During the expert consolidation stage, the initial risk elements were clustered and abstracted within the 5M1E framework. Based on managerial attributes, the evaluation objects were formalized into four categories of integrated processes: preparation, welding, coating, and assembly. Ultimately, a quality risk indicator list for the jacket construction process was produced.

2.3.3. Output and Linkage

Based on an introduction of structural characteristics, process workflows, and the current state of quality management, on-site risk factors were first obtained through brainstorming. These factors were then synthesized and refined by the expert panel through expert interviews and questionnaire surveys, resulting in the final quality risk indicator list.
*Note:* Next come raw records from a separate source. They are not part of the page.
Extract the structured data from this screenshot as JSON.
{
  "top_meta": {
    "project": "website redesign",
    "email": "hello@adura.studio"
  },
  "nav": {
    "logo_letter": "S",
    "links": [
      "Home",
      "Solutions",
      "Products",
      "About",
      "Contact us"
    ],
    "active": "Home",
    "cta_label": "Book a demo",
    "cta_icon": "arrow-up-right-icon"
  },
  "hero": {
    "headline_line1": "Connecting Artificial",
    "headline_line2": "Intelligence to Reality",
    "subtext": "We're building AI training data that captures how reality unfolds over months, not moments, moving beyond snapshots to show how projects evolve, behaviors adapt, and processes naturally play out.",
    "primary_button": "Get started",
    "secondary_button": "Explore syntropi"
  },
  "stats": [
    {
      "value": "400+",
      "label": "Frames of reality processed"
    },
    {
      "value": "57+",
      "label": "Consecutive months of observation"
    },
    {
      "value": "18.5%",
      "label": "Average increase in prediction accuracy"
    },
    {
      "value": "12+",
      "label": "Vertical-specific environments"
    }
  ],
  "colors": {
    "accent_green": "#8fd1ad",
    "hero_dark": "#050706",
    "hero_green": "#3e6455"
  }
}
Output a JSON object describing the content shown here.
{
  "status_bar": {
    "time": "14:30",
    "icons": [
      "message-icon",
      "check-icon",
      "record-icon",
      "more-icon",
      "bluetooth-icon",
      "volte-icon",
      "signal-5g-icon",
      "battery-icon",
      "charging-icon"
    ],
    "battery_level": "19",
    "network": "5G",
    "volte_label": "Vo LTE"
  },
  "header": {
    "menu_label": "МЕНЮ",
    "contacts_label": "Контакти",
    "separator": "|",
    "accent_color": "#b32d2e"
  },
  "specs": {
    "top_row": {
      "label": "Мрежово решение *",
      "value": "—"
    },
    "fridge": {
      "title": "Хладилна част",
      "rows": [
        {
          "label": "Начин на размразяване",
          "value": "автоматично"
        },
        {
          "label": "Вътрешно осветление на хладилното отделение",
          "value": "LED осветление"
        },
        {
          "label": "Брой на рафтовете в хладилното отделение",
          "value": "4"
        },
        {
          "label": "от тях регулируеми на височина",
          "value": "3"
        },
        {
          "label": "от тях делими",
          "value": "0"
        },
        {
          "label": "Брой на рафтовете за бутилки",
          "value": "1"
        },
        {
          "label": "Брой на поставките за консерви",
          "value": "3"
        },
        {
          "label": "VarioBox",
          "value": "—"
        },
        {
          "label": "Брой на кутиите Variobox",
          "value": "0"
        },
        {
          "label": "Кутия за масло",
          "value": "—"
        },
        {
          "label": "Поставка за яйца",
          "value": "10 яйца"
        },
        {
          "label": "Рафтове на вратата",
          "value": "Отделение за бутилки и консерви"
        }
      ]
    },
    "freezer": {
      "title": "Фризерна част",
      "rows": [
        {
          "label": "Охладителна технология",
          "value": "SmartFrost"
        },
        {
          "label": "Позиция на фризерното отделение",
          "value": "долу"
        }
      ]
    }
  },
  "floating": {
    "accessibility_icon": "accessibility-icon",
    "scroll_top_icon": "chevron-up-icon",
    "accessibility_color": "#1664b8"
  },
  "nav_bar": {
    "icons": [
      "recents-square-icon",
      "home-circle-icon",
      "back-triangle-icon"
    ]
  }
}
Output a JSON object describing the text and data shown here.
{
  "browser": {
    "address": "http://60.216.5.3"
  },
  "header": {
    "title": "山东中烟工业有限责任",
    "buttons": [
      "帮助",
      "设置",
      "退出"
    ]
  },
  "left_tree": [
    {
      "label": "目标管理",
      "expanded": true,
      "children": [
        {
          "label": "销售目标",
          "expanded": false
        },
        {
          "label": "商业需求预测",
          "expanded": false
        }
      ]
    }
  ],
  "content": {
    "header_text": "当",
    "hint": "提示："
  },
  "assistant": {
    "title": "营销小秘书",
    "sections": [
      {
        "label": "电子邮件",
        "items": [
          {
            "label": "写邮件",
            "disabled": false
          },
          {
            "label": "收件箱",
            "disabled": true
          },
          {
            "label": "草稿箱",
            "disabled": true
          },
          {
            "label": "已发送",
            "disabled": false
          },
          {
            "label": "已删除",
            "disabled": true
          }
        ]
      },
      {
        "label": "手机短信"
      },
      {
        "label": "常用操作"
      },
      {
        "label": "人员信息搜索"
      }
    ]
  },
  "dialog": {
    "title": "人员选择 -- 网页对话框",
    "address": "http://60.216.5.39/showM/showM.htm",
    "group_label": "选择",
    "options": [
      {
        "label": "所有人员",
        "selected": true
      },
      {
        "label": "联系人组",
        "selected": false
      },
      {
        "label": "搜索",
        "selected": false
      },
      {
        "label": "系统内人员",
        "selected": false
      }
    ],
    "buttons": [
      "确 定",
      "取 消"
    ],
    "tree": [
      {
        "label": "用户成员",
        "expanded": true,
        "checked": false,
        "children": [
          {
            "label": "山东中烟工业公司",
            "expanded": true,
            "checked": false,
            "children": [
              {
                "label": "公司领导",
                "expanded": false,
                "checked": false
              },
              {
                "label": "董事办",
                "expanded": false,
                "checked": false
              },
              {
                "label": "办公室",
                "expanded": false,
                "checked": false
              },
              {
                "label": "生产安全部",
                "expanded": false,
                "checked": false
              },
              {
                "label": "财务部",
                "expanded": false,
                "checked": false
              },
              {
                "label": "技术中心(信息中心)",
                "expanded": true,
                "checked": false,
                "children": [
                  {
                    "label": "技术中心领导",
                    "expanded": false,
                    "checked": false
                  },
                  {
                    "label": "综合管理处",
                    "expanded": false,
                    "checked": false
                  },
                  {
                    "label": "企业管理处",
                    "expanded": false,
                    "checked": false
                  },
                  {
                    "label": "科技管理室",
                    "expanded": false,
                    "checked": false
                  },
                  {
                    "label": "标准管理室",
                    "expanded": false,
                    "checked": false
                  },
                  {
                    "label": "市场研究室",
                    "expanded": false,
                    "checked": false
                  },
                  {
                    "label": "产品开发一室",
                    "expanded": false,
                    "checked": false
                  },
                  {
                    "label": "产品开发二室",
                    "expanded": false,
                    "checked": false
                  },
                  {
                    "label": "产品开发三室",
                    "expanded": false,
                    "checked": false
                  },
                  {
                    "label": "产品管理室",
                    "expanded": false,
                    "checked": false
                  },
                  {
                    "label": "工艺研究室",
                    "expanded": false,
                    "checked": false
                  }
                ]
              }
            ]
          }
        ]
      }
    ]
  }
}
Accordingly, the identification results of this study do not remain at the level of enumerating risk points but instead accomplish a critical translation from “on-site language” to “computable indicators.” The resulting indicator list serves as the direct input for constructing decision matrices, conducting multi-criteria comprehensive evaluations, and ranking process risks in subsequent sections, while also providing a basis for the targeted design of control strategy systems.

3. Components and Computational Procedure of the Evaluation Model

3.1. Risk Evaluation Method

Quality risks in jacket construction exhibit typical multi-criteria coupling characteristics: different risk elements act jointly with varying intensities across different processes, making it difficult to achieve stable ranking using a single indicator or a single measurement criterion. To enable comparative assessment of risk levels across multiple process objects, this study develops a comprehensive evaluation model that integrates the Entropy Weight Method (EWM), the Technique for Order Preference by Similarity to Ideal Solution (TOPSIS), and Grey Relational Analysis (GRA), based on the established indicator system of “process domain × causal domain (5M1E).”

The core concept of this integrated model is as follows: The entropy weight method objectively determines indicator weights based on the dispersion of data across alternatives—a higher entropy weight indicates greater variation and thus higher discriminatory power for that indicator. TOPSIS then measures each alternative’s geometric distance from both the positive ideal solution (best possible performance) and negative ideal solution (worst possible performance). However, distance-based measures alone may fail to capture trend similarities; therefore, GRA is introduced to assess the shape similarity between each alternative’s performance profile and the ideal solutions. By fusing distance proximity (from TOPSIS) with curve similarity (from GRA), the model provides a more robust ranking that reflects both magnitude and pattern of risks.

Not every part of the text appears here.